Studio album by Hank Williams Jr.
- Released: June 21, 1988
- Genre: Country rock
- Length: 38:16
- Label: Warner Bros.
- Producer: Barry Beckett Jim Ed Norman Hank Williams Jr.

Hank Williams Jr. chronology
| Born to Boogie (1987) | Wild Streak (1988) | Greatest Hits, Vol 3 (1989) |

Singles from Wild Streak
- "If the South Woulda Won" Released: July 1988; "Early in the Morning and Late at Night" Released: November 5, 1988;

= Wild Streak =

Wild Streak is the forty-first studio album by American musician Hank Williams Jr. It was released by Warner Bros. Records on June 21, 1988. "If the South Woulda Won" and "Early in the Morning and Late at Night" were released as singles. The album reached No. 1 on the Top Country Albums chart and has been certified Gold by the RIAA.

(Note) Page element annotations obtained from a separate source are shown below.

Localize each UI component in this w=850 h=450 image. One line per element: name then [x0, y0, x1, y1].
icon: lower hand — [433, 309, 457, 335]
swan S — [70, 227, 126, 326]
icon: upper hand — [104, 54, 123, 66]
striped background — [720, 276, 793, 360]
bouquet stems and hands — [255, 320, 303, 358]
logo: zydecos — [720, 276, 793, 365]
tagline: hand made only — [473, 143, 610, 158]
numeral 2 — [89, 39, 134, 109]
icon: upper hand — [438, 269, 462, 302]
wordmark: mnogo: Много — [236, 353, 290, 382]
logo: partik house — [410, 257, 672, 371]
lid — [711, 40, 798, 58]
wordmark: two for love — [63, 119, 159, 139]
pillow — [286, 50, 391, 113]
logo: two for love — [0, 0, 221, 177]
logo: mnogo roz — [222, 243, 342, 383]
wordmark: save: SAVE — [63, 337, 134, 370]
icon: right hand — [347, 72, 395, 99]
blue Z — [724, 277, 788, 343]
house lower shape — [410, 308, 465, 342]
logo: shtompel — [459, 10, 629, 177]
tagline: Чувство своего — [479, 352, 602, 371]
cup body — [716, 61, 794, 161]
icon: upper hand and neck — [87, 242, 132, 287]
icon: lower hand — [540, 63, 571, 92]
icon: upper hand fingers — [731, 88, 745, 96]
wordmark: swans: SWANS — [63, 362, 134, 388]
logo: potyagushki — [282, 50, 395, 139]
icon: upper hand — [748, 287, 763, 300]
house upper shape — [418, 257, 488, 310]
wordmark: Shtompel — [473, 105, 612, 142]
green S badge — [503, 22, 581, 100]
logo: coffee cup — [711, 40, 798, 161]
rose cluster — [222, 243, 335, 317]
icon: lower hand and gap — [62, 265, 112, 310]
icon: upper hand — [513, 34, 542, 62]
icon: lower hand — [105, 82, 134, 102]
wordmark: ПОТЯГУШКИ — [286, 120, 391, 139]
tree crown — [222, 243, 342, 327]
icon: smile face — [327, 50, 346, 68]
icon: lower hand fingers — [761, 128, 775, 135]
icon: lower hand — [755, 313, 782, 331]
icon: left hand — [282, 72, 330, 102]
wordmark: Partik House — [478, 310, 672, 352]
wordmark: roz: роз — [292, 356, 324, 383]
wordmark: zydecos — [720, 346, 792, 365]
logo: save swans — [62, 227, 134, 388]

"Tuesday's Gone" is a Lynyrd Skynyrd cover which later appeared on the 1994 compilation Skynyrd Frynds.

Professional ratings
Review scores
| Source | Rating |
| Allmusic | Star |

==Track listing==

| No. | Title | Writer(s) | Length |
|---|---|---|---|
| 1. | "Wild Streak" | Hank Williams Jr., Terri Sharp | 3:01 |
| 2. | "If the South Woulda Won" | Williams | 3:19 |
| 3. | "What You Don't Know (Won't Hurt You)" | Williams | 4:31 |
| 4. | "You're Gonna Be a Sorry Man" | Al Anderson | 3:53 |
| 5. | "Love M.D." | Tony Joe White, Leann White | 4:14 |
| 6. | "Early in the Morning and Late at Night" | Troy Seals, Frank J. Myers | 2:29 |
| 7. | "I'm Just a Man" | Williams | 3:17 |
| 8. | "Social Call" | Williams | 4:35 |
| 9. | "You Brought Me Down to Earth" | Williams | 3:33 |
| 10. | "Tuesday's Gone" | Allen Collins, Ronnie Van Zant | 5:47 |

==Personnel==
- Drums: Matt Betton, Bill Marshall
- Bass: Ray Barrickman, Michael Rhodes
- Keyboards, Synthesizers: Barry Beckett, Billy Earheart, John Jarvis, Mike Lawler
- Programming: Carl Marsh
- Guitars: Dino Bradley, Gary Rossington, Wayne Turner, Billy Joe Walker, Jr., Reggie Young
- Steel Guitar: Eddie Long
- Fiddle: Mark O'Connor
- Horns: Herbert Bruce, Ray Carroll, Quitman Dennis, Jack Hale, Michael Haynes, Jim Horn, Jerry McKinney

===Production===
- Produced by Hank Williams Jr., Barry Beckett & Jim Ed Norman
- Engineers: Chris Hammond, Scott Hendricks
- Assistant engineer: Ken Criblez
- Mixing: Scott Hendricks, Mark Nevers
- Mastering: Carlos Grier, Denny Purcell

==Charts==

===Weekly charts===

| Chart (1988) | Peak position |
|---|---|
| US Billboard 200 | 55 |
| US Top Country Albums (Billboard) | 1 |

===Year-end charts===

| Chart (1988) | Position |
|---|---|
| US Top Country Albums (Billboard) | 27 |
| Chart (1989) | Position |
| US Top Country Albums (Billboard) | 30 |

==Certifications==

| Region | Certification | Certified units/sales |
| United States (RIAA) | Gold | 500,000^{^} |
^{^} Shipments figures based on certification alone.